Psychedelics do not exist outside of culture. They are shaped by history, power, access, trauma, and community. For queer and trans people, our lived experiences profoundly shape our internal landscape, our “set," and the environments we enter, our “setting.” To queer psychedelics is to examine these forces with honesty and creativity. It is to ask how liberation, pleasure, and collective healing become possible when we center queer lives in psychedelic spaces.
In this free educational workshop, we will explore how queer identity intersects with psychedelic experiences, therapeutic frameworks, and community healing practices.

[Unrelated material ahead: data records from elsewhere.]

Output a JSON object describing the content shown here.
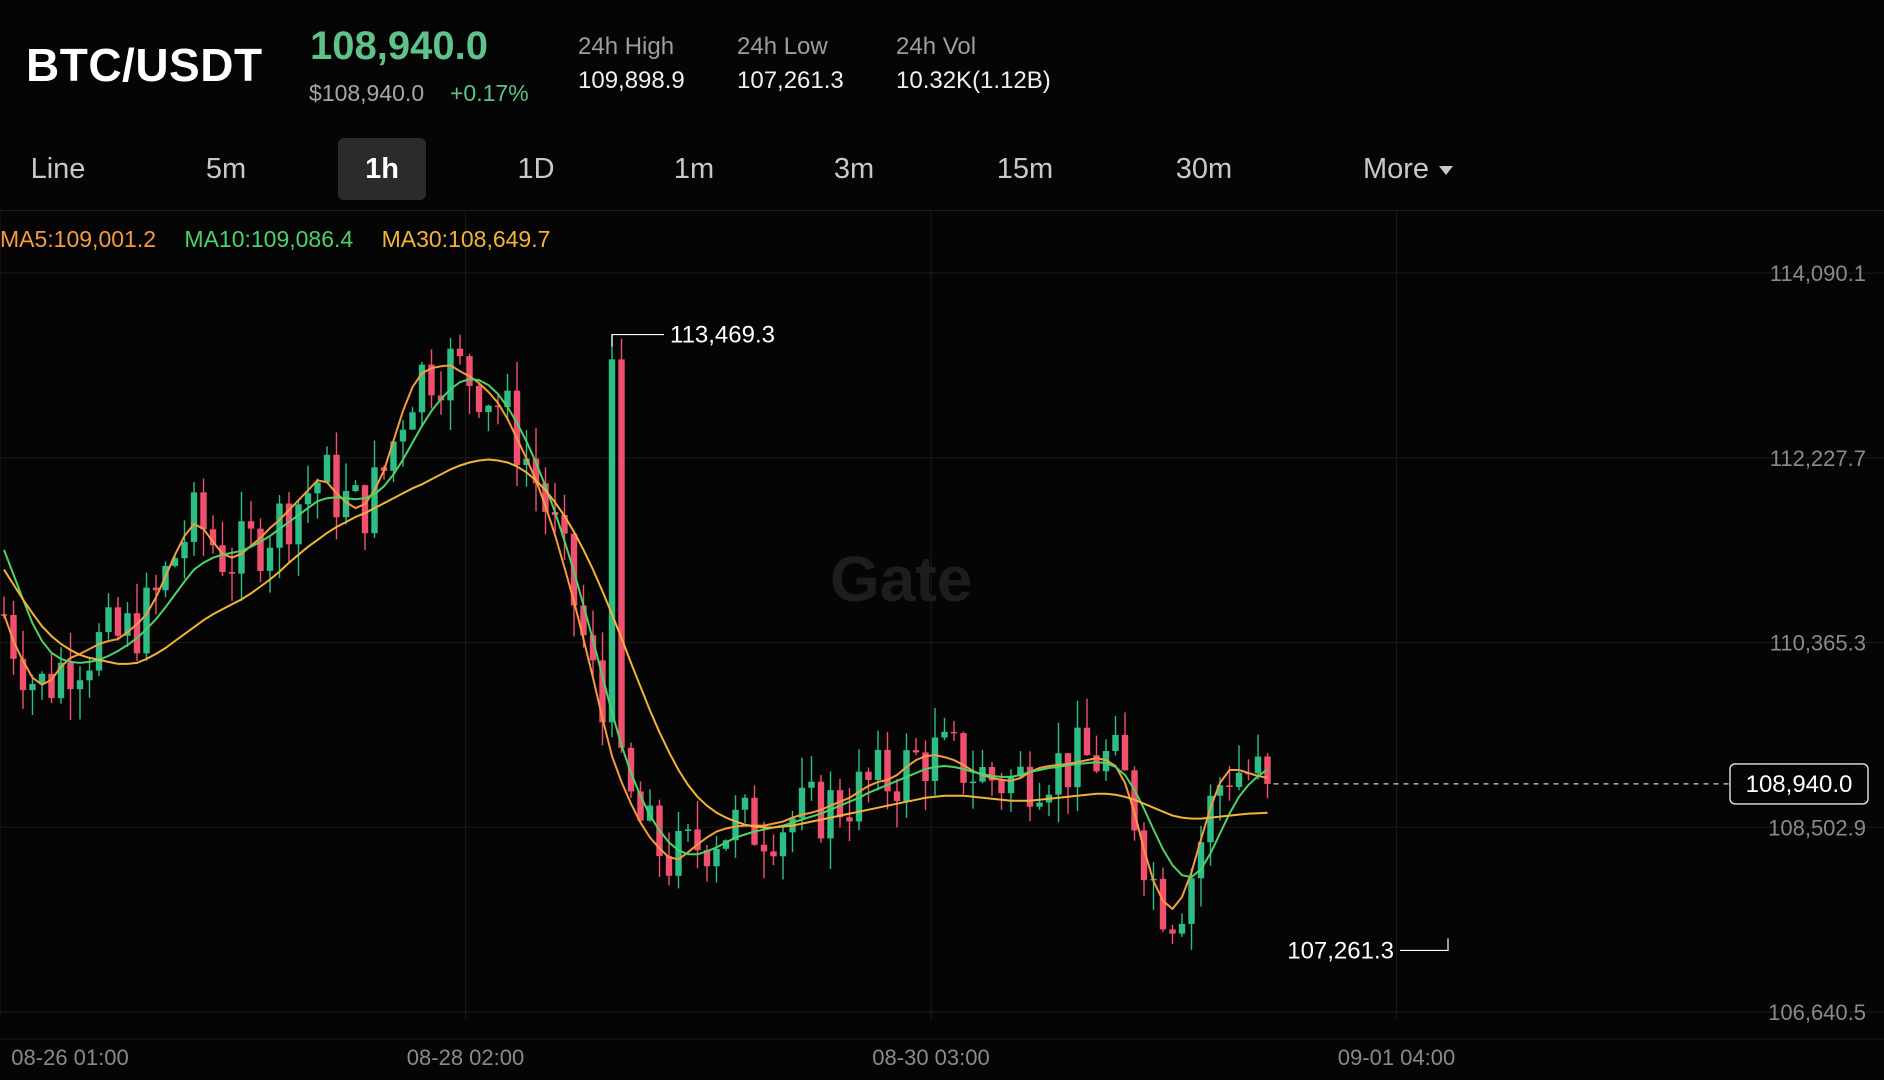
{
  "header": {
    "pair": "BTC/USDT",
    "price": "108,940.0",
    "sub_price": "$108,940.0",
    "change": "+0.17%",
    "stats": [
      {
        "label": "24h High",
        "value": "109,898.9"
      },
      {
        "label": "24h Low",
        "value": "107,261.3"
      },
      {
        "label": "24h Vol",
        "value": "10.32K(1.12B)"
      }
    ]
  },
  "tabs": [
    {
      "label": "Line"
    },
    {
      "label": "5m"
    },
    {
      "label": "1h",
      "active": true
    },
    {
      "label": "1D"
    },
    {
      "label": "1m"
    },
    {
      "label": "3m"
    },
    {
      "label": "15m"
    },
    {
      "label": "30m"
    },
    {
      "label": "More"
    }
  ],
  "ma": {
    "ma5": "MA5:109,001.2",
    "ma10": "MA10:109,086.4",
    "ma30": "MA30:108,649.7"
  },
  "colors": {
    "up": "#2ebd85",
    "down": "#f0506e",
    "ma5": "#f49b42",
    "ma10": "#4fd16a",
    "ma30": "#f2b338",
    "grid": "#1a1a1a"
  },
  "watermark": "Gate",
  "chart_data": {
    "type": "candlestick",
    "y_ticks": [
      "114,090.1",
      "112,227.7",
      "110,365.3",
      "108,502.9",
      "106,640.5"
    ],
    "ylim": [
      106640.5,
      114090.1
    ],
    "x_ticks": [
      {
        "label": "08-26 01:00",
        "index": 0
      },
      {
        "label": "08-28 02:00",
        "index": 49
      },
      {
        "label": "08-30 03:00",
        "index": 98
      },
      {
        "label": "09-01 04:00",
        "index": 147
      }
    ],
    "max_label": "113,469.3",
    "max_index": 64,
    "max_value": 113469.3,
    "min_label": "107,261.3",
    "min_index": 152,
    "min_value": 107261.3,
    "last_price": 108940.0,
    "last_price_label": "108,940.0",
    "series": [
      {
        "name": "MA5",
        "values": [
          110650,
          110380,
          110180,
          110010,
          109940,
          109990,
          110120,
          110210,
          110250,
          110300,
          110350,
          110380,
          110400,
          110470,
          110550,
          110650,
          110820,
          111030,
          111250,
          111440,
          111560,
          111510,
          111380,
          111260,
          111220,
          111260,
          111340,
          111420,
          111520,
          111600,
          111700,
          111800,
          111900,
          112000,
          111980,
          111870,
          111780,
          111720,
          111760,
          111900,
          112100,
          112400,
          112700,
          112940,
          113080,
          113130,
          113150,
          113160,
          113100,
          113050,
          112980,
          112890,
          112780,
          112620,
          112420,
          112220,
          112000,
          111740,
          111450,
          111120,
          110780,
          110400,
          110010,
          109600,
          109220,
          108960,
          108740,
          108550,
          108400,
          108290,
          108200,
          108180,
          108250,
          108330,
          108400,
          108460,
          108490,
          108510,
          108520,
          108520,
          108520,
          108540,
          108560,
          108600,
          108630,
          108650,
          108680,
          108720,
          108760,
          108800,
          108860,
          108920,
          108960,
          108980,
          109030,
          109110,
          109180,
          109220,
          109230,
          109210,
          109180,
          109130,
          109070,
          109030,
          109000,
          108980,
          108970,
          109000,
          109060,
          109100,
          109120,
          109130,
          109140,
          109160,
          109180,
          109200,
          109180,
          109120,
          108950,
          108650,
          108280,
          107960,
          107760,
          107680,
          107800,
          108050,
          108380,
          108700,
          108950,
          109080,
          109080,
          109050,
          109020,
          109001.2
        ]
      },
      {
        "name": "MA10",
        "values": [
          111300,
          111050,
          110800,
          110560,
          110380,
          110260,
          110200,
          110170,
          110160,
          110170,
          110190,
          110230,
          110280,
          110340,
          110410,
          110500,
          110600,
          110720,
          110850,
          110980,
          111100,
          111170,
          111220,
          111250,
          111270,
          111290,
          111330,
          111380,
          111440,
          111510,
          111580,
          111650,
          111720,
          111790,
          111820,
          111830,
          111820,
          111810,
          111820,
          111860,
          111940,
          112060,
          112210,
          112380,
          112550,
          112700,
          112820,
          112920,
          112990,
          113020,
          113010,
          112960,
          112870,
          112740,
          112580,
          112390,
          112180,
          111940,
          111680,
          111390,
          111080,
          110740,
          110390,
          110020,
          109660,
          109330,
          109050,
          108820,
          108620,
          108470,
          108350,
          108270,
          108230,
          108230,
          108260,
          108300,
          108350,
          108400,
          108430,
          108460,
          108480,
          108500,
          108520,
          108550,
          108580,
          108610,
          108640,
          108680,
          108720,
          108760,
          108800,
          108850,
          108890,
          108930,
          108970,
          109010,
          109050,
          109090,
          109110,
          109120,
          109110,
          109090,
          109060,
          109040,
          109020,
          109010,
          109010,
          109030,
          109060,
          109080,
          109100,
          109110,
          109130,
          109140,
          109150,
          109160,
          109150,
          109110,
          109030,
          108880,
          108690,
          108480,
          108280,
          108120,
          108020,
          108000,
          108080,
          108240,
          108440,
          108640,
          108810,
          108930,
          109020,
          109086.4
        ]
      },
      {
        "name": "MA30",
        "values": [
          111100,
          110950,
          110800,
          110660,
          110530,
          110430,
          110350,
          110290,
          110240,
          110210,
          110190,
          110170,
          110150,
          110150,
          110160,
          110200,
          110250,
          110310,
          110380,
          110450,
          110520,
          110590,
          110650,
          110700,
          110750,
          110800,
          110860,
          110930,
          111000,
          111080,
          111170,
          111250,
          111330,
          111400,
          111470,
          111530,
          111580,
          111630,
          111670,
          111720,
          111770,
          111820,
          111870,
          111920,
          111960,
          112010,
          112060,
          112110,
          112150,
          112180,
          112200,
          112210,
          112200,
          112180,
          112140,
          112080,
          112000,
          111900,
          111780,
          111640,
          111480,
          111300,
          111100,
          110880,
          110650,
          110410,
          110160,
          109920,
          109680,
          109460,
          109260,
          109080,
          108930,
          108810,
          108720,
          108650,
          108600,
          108560,
          108530,
          108510,
          108500,
          108500,
          108510,
          108520,
          108540,
          108560,
          108580,
          108600,
          108620,
          108640,
          108660,
          108680,
          108700,
          108720,
          108740,
          108760,
          108780,
          108800,
          108810,
          108820,
          108820,
          108820,
          108810,
          108800,
          108790,
          108780,
          108770,
          108770,
          108770,
          108780,
          108790,
          108800,
          108810,
          108820,
          108830,
          108840,
          108840,
          108830,
          108810,
          108780,
          108740,
          108700,
          108660,
          108620,
          108600,
          108590,
          108590,
          108600,
          108610,
          108620,
          108630,
          108640,
          108645,
          108649.7
        ]
      }
    ]
  }
}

This workshop is designed for queer and trans individuals, therapists, community organizers, and anyone curious about how psychedelic spaces can become more liberatory, inclusive, and pleasure-centered.
You will leave with:
A deeper understanding of how to consciously shape set and setting
Practical frameworks for preparation and integration
Language to articulate queer-specific needs in psychedelic spaces
A clearer vision of what culturally responsive, queer-centered psychedelic care can look like
Together, we’ll explore:
1. Queer Set & Setting
How minority stress, internalized stigma, religious trauma, and systemic oppression shape the “set” queer people bring into altered states
How heteronormative and cisnormative environments influence psychedelic experiences
The importance of creating affirming, attuned, and culturally responsive “settings” for queer journeys
2. Psychedelic-Assisted Psychotherapy Frameworks
An overview of psychedelic-assisted psychotherapy models, including preparation, dosing, and integration
The science of neuroplasticity, attachment repair, and trauma healing in psychedelic work
Why integration is as important as the medicine itself
3. Queer-Specific Clinical & Community Considerations
Working with shame, identity development, and embodiment in altered states
Navigating coming out, relationship transitions, gender exploration, and erotic reclamation through psychedelic lenses
Supporting relational repair and community belonging
4. Pleasure as a Portal to Healing
Reclaiming joy as a radical, queer healing practice
The role of embodiment, sensuality, and desire in integration
Cultivating safety that allows for play, creativity, and expansive identity
5. Ethics, Safety & Harm Reduction
Screening and contraindications
The importance of trauma-informed and queer-affirming providers
Navigating legality, safety planning, and community accountability
Let’s explore what becomes possible when psychedelic spaces are intentionally queered.